The climate is dry and hot during summer. Average rainfall is 722 mm, which is slightly below the district average. On average, the taluk receives rain on 55 days per annum.

== Politics ==
The taluk has 296 villages and is subdivided into five hoblis, being Srinivasapur(Kasaba), Ronur, Nelavanki, Rayalapadu and Yeldur. Administration of the taluk is the responsibility of the [taluk panchayat], which in turn reports to the [zilla panchayat].

Srinivaspur assembly seat is part of Kolar Lok Sabha seat. Ramesh Kumar and G K Venkatashiva Reddy both has been a steady factor in the politics here, as they represented this seat for various parties over the years.

== Demographics ==
The 2001 census of India recorded that Srinivasapur had a population of 22,926, of which males comprised 51 per cent.
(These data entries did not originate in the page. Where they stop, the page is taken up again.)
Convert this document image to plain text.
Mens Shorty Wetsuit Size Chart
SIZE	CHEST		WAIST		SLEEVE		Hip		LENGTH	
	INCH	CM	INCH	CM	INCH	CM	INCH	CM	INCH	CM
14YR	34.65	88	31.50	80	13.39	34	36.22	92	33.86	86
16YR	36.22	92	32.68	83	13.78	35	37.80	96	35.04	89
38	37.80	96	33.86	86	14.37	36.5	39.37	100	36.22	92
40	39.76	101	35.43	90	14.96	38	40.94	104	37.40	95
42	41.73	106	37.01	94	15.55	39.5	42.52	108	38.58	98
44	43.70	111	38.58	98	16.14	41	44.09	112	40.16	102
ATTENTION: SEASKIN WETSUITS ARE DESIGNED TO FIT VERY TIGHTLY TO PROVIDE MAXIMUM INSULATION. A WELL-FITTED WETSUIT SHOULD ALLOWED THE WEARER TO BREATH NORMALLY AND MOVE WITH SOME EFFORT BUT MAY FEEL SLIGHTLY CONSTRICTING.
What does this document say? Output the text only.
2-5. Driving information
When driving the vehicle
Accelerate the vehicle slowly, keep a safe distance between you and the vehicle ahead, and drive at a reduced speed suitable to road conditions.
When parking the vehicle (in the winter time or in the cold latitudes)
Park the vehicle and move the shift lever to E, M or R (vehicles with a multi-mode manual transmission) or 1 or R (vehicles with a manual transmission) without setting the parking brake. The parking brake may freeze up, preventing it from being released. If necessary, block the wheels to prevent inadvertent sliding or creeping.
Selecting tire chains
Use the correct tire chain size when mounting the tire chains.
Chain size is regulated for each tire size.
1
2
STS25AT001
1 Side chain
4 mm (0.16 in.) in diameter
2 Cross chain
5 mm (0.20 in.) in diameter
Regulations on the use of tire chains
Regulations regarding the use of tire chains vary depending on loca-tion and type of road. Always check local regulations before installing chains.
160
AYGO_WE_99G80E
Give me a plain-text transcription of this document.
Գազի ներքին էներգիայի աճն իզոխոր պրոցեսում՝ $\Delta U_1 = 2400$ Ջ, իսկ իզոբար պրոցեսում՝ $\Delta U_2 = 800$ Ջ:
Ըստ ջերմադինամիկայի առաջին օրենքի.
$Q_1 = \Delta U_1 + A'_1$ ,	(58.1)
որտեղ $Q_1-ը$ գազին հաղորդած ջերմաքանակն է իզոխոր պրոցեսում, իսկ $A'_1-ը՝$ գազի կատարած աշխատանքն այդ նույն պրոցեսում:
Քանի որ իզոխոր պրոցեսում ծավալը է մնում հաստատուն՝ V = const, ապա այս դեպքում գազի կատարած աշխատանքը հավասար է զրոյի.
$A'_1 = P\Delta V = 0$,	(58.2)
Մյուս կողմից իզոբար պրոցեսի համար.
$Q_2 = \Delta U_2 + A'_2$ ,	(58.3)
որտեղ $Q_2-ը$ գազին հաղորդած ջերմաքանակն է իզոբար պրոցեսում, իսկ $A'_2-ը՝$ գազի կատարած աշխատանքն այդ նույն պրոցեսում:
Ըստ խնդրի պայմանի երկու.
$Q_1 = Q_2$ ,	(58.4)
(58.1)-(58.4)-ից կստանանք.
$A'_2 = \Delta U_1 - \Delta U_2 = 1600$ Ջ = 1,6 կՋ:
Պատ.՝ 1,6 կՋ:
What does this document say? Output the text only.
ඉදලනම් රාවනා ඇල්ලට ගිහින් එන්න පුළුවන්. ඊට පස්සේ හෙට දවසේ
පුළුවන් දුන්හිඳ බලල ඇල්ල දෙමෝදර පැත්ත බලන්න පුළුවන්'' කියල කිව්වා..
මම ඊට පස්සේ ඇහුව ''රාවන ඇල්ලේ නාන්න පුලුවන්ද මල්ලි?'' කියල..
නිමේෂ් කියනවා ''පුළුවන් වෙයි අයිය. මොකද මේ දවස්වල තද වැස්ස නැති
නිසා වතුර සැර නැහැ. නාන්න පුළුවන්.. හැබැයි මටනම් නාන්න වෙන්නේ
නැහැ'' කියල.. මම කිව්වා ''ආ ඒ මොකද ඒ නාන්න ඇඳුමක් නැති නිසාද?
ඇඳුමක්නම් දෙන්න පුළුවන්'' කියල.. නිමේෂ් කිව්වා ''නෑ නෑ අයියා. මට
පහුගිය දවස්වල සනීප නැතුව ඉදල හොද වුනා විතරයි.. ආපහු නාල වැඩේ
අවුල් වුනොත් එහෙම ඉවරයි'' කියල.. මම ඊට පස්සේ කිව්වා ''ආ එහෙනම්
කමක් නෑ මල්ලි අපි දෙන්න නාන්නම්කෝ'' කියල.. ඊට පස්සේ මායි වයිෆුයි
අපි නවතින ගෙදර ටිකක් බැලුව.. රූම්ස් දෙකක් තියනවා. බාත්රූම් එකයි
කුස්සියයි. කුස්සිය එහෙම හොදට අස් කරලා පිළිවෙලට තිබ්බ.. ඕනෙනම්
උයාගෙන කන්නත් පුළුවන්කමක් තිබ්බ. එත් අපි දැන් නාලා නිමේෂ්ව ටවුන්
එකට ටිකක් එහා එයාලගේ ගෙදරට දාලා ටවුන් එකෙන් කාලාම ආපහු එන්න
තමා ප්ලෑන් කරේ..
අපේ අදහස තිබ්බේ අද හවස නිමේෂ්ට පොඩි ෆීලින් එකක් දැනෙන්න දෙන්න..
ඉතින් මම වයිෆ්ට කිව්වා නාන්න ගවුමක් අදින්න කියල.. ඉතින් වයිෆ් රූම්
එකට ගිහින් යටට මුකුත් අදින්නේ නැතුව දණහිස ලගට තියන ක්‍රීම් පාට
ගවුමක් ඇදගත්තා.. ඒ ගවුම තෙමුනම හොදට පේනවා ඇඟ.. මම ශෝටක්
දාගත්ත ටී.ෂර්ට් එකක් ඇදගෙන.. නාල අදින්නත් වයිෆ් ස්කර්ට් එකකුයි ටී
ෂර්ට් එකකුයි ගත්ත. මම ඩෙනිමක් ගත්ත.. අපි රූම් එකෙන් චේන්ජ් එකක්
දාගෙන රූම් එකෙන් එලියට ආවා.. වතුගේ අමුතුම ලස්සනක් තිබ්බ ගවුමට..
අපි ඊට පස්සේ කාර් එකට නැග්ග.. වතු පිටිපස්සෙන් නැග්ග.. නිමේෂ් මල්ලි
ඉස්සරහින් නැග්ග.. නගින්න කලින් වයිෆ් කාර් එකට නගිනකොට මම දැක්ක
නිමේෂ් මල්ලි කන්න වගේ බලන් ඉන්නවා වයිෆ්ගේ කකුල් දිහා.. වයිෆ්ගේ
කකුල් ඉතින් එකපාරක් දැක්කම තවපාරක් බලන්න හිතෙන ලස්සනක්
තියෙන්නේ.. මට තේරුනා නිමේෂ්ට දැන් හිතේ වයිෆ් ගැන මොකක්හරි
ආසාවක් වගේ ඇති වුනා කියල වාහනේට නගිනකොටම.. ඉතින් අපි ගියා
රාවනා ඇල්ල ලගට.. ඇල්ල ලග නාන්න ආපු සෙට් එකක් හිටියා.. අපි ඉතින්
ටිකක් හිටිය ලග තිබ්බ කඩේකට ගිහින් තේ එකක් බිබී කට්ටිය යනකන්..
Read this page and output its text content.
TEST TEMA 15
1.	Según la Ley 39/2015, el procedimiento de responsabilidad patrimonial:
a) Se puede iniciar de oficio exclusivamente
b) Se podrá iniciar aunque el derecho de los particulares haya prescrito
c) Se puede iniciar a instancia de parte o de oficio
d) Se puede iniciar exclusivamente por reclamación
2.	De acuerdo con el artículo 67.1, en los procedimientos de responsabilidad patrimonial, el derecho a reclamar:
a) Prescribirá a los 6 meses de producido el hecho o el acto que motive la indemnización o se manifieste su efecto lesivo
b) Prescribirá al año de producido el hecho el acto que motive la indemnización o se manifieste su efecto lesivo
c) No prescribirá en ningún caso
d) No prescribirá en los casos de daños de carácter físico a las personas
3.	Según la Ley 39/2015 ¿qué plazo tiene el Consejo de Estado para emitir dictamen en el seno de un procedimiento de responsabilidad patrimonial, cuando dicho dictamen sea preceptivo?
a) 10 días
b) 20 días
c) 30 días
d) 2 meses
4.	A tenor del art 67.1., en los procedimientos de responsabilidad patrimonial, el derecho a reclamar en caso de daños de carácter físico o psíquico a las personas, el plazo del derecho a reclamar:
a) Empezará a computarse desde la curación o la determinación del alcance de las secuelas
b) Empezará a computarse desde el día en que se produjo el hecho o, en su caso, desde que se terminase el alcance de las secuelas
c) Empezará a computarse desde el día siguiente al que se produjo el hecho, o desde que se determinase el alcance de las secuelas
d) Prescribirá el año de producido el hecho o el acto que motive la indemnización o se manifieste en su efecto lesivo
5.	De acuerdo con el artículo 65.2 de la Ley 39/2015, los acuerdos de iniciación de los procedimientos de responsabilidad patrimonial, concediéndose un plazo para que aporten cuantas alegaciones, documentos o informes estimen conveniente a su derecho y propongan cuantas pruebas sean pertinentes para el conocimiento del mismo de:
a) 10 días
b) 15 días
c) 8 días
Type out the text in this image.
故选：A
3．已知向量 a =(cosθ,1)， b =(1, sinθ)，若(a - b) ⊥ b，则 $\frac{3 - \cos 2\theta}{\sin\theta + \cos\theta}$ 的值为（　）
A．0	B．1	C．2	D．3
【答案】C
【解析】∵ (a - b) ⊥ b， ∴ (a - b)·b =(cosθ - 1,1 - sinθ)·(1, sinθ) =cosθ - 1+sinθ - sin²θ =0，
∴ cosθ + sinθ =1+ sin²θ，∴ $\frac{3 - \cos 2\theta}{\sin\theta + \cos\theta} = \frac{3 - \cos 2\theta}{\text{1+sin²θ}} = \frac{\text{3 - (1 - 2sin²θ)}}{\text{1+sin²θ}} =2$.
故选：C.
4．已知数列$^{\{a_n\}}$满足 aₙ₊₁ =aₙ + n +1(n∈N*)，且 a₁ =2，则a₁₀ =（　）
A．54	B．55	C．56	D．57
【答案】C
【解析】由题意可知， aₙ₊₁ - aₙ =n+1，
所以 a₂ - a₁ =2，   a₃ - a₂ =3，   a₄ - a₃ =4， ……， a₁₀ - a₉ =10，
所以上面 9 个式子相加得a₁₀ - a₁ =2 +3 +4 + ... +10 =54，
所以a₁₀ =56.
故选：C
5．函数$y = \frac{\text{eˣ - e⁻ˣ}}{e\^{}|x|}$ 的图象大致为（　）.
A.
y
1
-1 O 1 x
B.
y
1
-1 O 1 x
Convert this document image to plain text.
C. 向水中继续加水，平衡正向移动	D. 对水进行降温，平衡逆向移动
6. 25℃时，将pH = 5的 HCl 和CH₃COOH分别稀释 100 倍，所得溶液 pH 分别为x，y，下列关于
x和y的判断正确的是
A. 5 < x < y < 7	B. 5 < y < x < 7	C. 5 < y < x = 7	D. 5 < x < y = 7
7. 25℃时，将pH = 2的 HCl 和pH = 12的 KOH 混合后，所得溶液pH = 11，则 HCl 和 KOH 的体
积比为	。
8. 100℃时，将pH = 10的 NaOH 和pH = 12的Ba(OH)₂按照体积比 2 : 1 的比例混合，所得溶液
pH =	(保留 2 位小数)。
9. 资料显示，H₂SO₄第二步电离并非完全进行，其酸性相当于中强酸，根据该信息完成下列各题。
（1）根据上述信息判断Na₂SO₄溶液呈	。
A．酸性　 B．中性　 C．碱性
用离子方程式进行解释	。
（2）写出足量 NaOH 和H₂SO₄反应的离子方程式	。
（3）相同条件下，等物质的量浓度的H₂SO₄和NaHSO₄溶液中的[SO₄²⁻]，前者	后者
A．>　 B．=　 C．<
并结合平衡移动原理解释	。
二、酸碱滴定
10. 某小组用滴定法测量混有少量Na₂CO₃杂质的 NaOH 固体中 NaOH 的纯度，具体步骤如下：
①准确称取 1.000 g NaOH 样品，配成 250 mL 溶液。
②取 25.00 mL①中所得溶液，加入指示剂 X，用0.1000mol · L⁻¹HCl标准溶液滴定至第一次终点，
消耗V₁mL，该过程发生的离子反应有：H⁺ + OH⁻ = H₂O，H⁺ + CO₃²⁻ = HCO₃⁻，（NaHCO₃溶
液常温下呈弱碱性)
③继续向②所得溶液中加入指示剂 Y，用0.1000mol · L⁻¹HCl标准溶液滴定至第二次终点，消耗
The average literacy rate was 64%, higher than the national average of 59.5 per cent: male literacy was 68 per cent and female literacy 58 per cent. 15 per cent of the population was under six years of age.

== Economy ==
Horticulture is the major commercial, manual laboured, occupation oriented towards cultivation of mangoes and is the only place in the world where all 63 species of mango is found. The taluk is sometimes referred to as Mango City and is the biggest producer of mangoes in Karnataka

Milk and silk production are also significant products.